Resolution 10: Plan for resilient operations and graceful failure
- Why: In contested environments you will not get ideal SNR or complete information. Systems should fail predictably and revert to safe modes. Focus on marginal performance, not only peak accuracy.
- Actions: implement watchdogs, explicit confidence measures, and fallback behaviors. Test algorithms against degraded SNR, frequency hopping, and spoofing scenarios.
- Metric: documented FMEA style analysis and tests demonstrating safe fallbacks under at least three realistic degraded conditions.
Recommended short reading and entry points
- DoD Electromagnetic Spectrum Superiority Strategy and implementation material for context on enterprise level priorities.
- Reports and analyses on EMSO governance and readiness shortfalls to understand where institutional gaps create opportunities for engineers.
- Recent contracts and programs focusing on cognitive EW to see how practitioners are applying ML to pulse feature extraction and adaptive responses.
- Practical compliance guides for counter-UAS and C-UAS legal restrictions so you know the red lines for private and municipal deployments.
Practical rhythm to keep yourself honest
- Monthly: capture one new signal class and add it to your dataset.
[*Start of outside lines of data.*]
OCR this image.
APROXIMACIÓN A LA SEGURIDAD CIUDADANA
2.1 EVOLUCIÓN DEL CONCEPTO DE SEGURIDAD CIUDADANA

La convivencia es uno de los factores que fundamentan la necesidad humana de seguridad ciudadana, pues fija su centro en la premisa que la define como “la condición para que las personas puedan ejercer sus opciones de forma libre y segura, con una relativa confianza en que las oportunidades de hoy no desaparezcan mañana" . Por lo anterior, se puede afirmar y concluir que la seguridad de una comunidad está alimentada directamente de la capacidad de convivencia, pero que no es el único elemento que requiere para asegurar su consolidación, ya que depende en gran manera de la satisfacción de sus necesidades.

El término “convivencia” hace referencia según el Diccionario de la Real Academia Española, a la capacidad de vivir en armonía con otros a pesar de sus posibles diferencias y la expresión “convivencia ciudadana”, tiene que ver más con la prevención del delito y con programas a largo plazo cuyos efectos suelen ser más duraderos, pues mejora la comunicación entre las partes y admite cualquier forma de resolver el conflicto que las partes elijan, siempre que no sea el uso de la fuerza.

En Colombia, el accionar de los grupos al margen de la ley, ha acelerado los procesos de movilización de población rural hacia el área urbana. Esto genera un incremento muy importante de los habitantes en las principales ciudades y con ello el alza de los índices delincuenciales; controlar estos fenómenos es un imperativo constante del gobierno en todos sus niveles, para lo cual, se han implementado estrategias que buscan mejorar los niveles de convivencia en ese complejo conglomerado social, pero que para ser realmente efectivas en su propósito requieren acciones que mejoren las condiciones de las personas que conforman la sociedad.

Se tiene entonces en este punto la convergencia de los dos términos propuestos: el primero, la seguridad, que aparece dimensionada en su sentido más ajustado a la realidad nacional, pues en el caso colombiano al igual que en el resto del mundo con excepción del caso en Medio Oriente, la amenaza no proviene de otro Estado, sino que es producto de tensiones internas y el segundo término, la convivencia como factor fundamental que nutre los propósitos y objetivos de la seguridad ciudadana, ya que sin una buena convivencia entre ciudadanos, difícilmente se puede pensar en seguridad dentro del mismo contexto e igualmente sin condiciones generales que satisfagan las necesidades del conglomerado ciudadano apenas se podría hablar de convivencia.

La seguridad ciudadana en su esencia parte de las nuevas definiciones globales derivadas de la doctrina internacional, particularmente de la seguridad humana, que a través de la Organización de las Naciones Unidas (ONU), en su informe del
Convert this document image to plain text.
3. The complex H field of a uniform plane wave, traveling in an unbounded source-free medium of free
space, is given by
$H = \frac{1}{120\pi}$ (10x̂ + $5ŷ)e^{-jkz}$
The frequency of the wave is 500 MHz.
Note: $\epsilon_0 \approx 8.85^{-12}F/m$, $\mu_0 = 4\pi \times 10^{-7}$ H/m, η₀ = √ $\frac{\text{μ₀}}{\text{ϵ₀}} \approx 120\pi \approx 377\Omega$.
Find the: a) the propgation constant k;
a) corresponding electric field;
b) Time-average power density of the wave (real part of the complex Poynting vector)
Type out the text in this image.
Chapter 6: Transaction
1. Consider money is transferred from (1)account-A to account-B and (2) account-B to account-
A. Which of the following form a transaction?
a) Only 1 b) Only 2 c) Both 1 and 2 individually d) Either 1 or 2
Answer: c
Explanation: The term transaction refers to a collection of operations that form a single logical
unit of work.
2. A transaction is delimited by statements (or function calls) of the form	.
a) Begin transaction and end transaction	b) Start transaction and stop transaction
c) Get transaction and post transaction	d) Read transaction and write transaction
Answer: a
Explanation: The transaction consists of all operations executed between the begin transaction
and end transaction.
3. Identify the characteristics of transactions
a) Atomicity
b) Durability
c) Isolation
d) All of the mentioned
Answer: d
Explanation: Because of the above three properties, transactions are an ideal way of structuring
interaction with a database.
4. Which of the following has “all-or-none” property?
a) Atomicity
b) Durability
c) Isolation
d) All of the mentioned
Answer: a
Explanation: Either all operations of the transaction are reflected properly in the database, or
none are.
Document capture conditions.
- Quarterly: deliver a small integration milestone. Q1 SDR pipeline reproducible repo. Q2 FPGA acceleration demo. Q3 ML baseline validated on held out data. Q4 integrated pipeline with safety and legal sign offs for an authorized test range.
- Yearly: publish one safe dataset, one white paper on lessons learned, and a public postmortem on one failed experiment and what you learned.
Final note on ethics and responsibility Electronic warfare carries moral and legal responsibility. Tactical successes that ignore safety, civilian impact, or legal frameworks produce strategic liabilities. Engineers should aim to build capabilities that are robust, auditable, and designed to fail safely. That combination of technical rigor and prudence will make your work useful to operators while keeping you out of regulatory trouble and legal risk.
If you adopt these resolutions you will improve as an engineer and raise the quality of the EW community. Start small, measure everything, and make safety and compliance a feature of your engineering practice, not an afterthought.